Quand un film de Clint Eastwood sort, mon attention s’aiguise, tant j’ai très souvent été séduit par ses réalisations.

Avec Gran Torino, Clint Eastwood réalise et joue le rôle principal d’un film qui lui colle au personnage. Walt, un vieil homme, bougon, enfermés dans ses souvenirs de guerre, vient de perdre sa femme ; Les relations avec sa famille, ne respirent pas la sérénité. Il habite dans une zone résidentielle, peut être jadis coquette, mais aujourd’hui décrépie et dont les premiers résidents américains ont été remplacés par des familles asiatiques: les Hmongs, peuple des montagnes aux confins du Laos, du Vietnam et de la Chine.

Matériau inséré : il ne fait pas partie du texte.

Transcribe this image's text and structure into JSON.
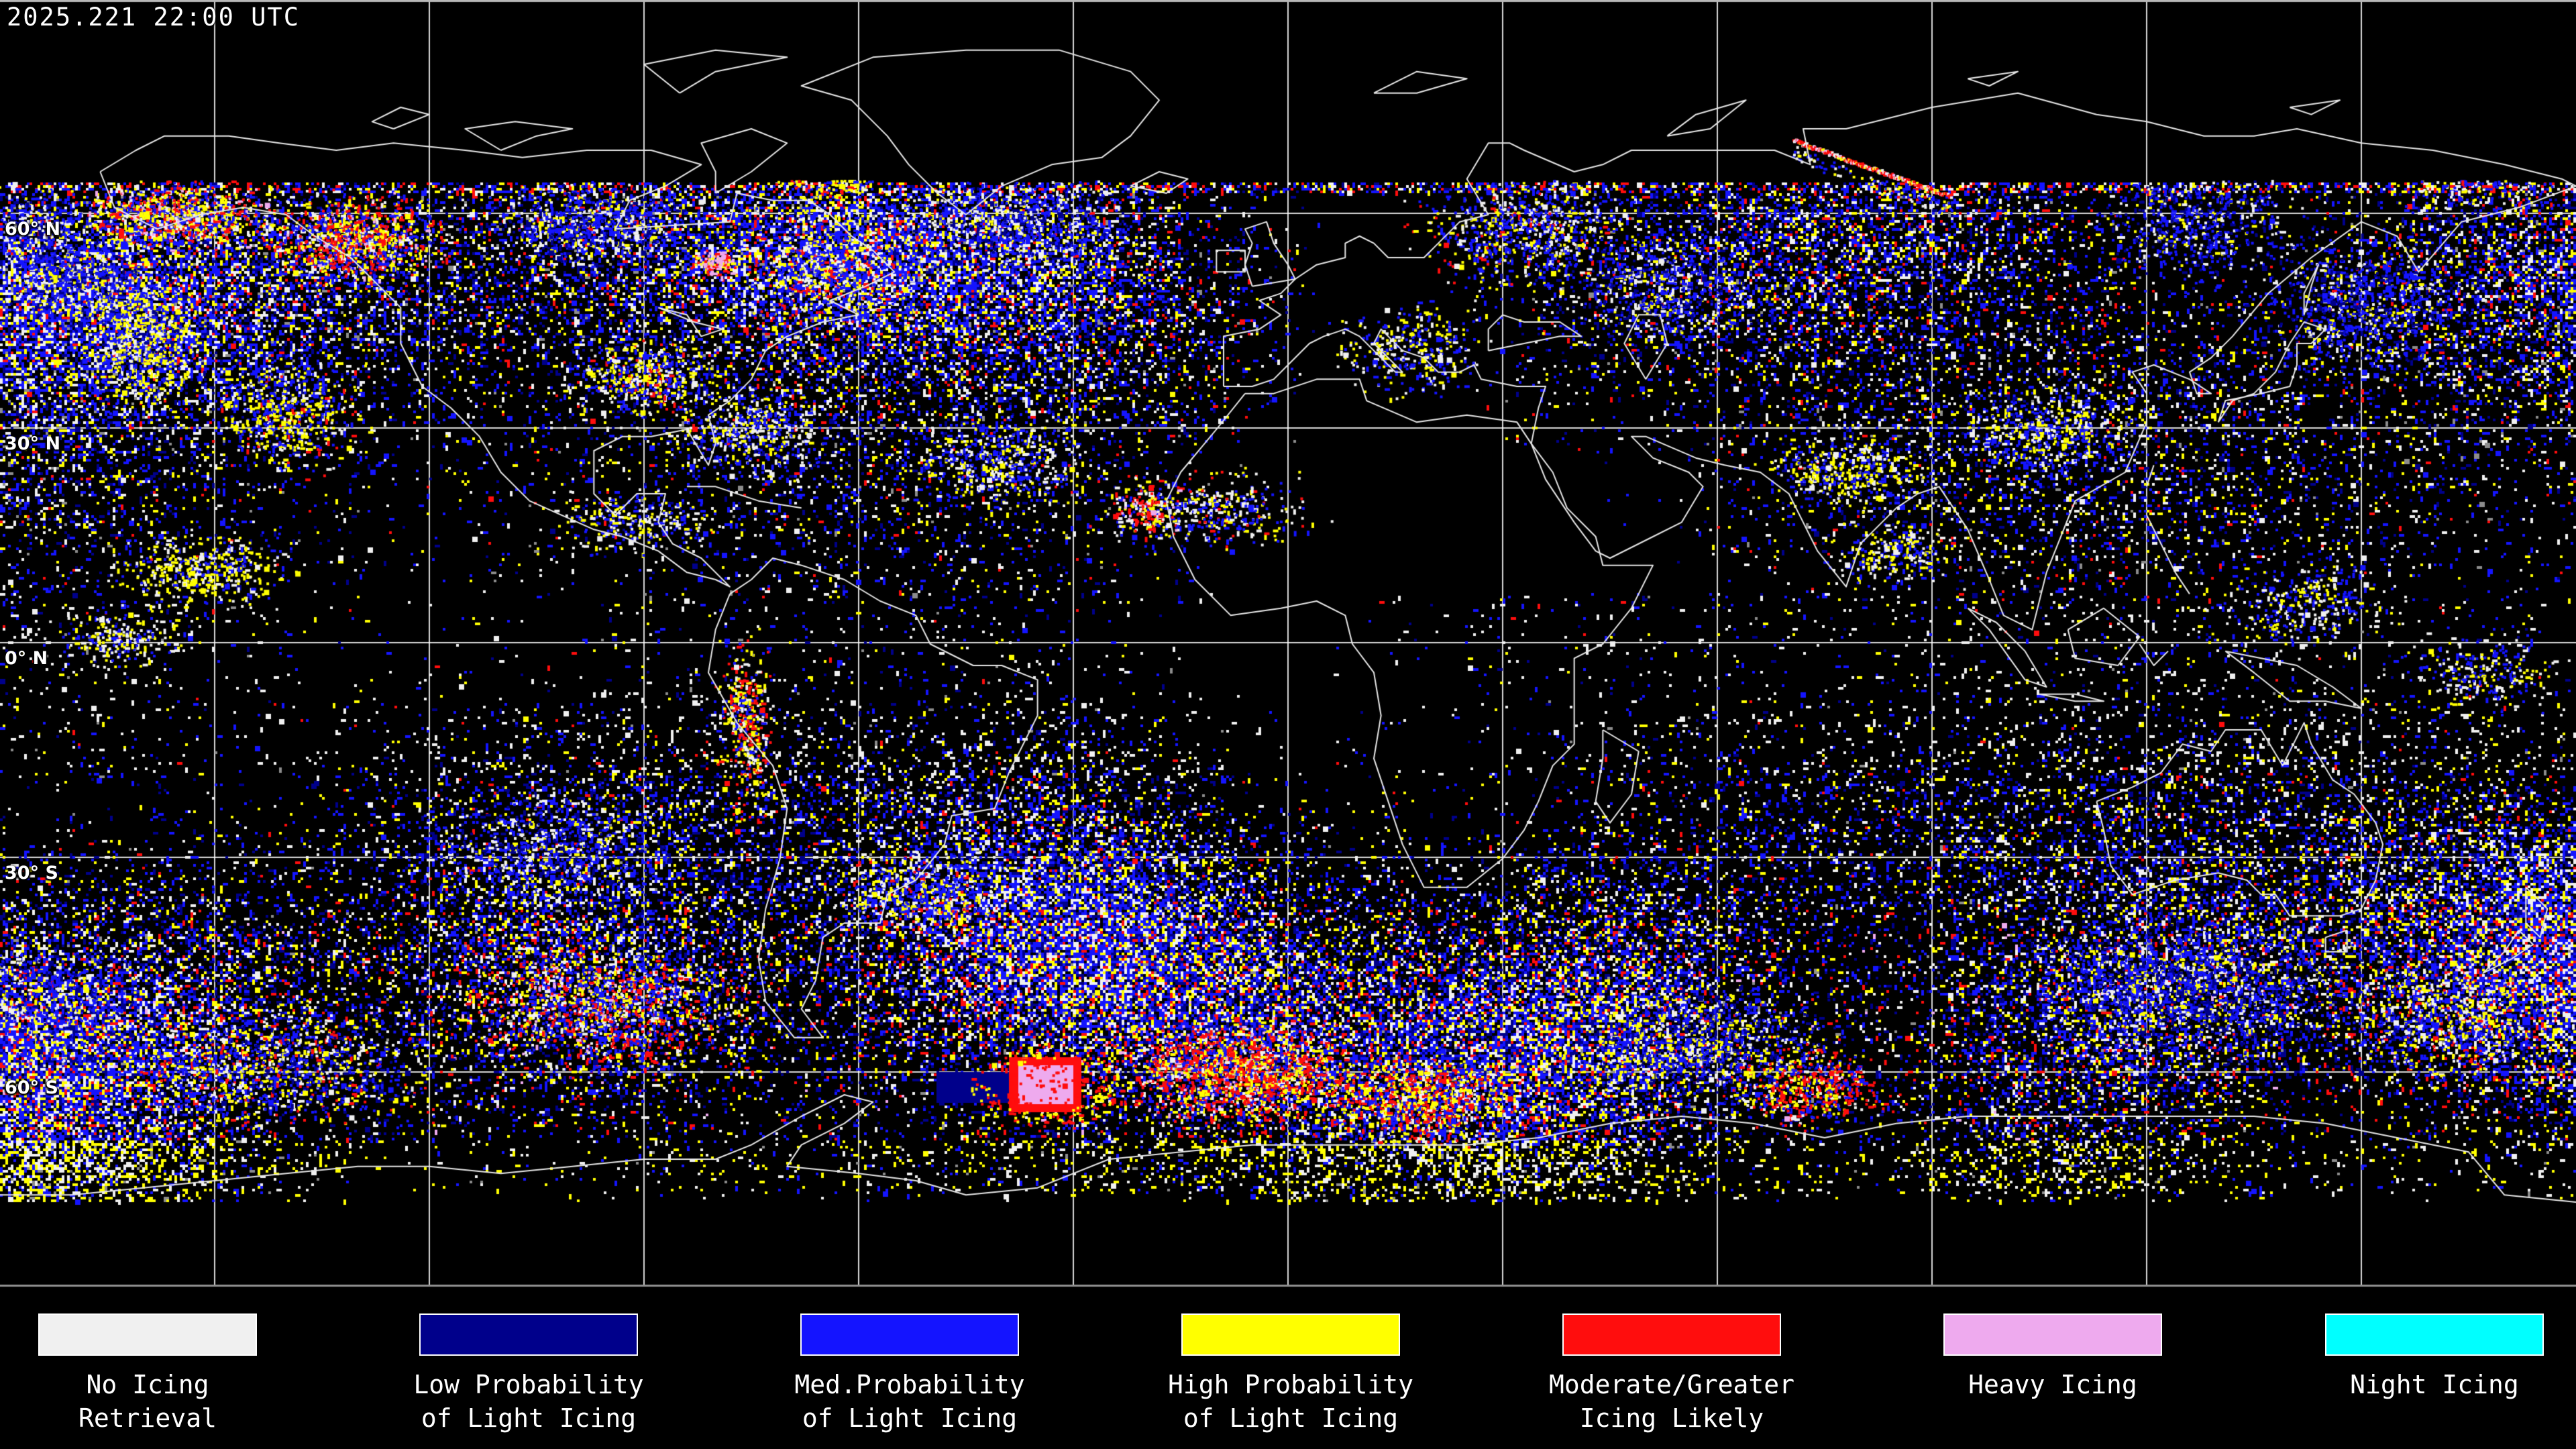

Walt n’apprécie guère ses voisins ; aussi sociables qu’il est solitaire. Quelque chose se nouera cependant entre des êtres si différents, autour d’une vieille Ford, une Gran Torino. On se sent parfois plus proches d’étrangers que de sa propre famille.

Ce film raconte la violence des banlieues états-uniennes, les gangs et les bandes, la difficulté de s’en sortir, et les valeurs américaines ; les bonnes comme les mauvaises.

Bien sûr, à un premier niveau de lecture, ce film enfile les clichés comme des perles trop voyantes sur un collier de pacotille. Pour ma part, j’y ai vu un hymne à l’humanité, à l’entraide, au bien et une charge très percutante sur les dérives des cités où règne la violence. Ce film encense la découverte de l’autre. Quand la lumière se rallume, on regarde sa montre et on se dit, c’est déjà fini ?

Gran Torino est un très bon Clint Eastwood.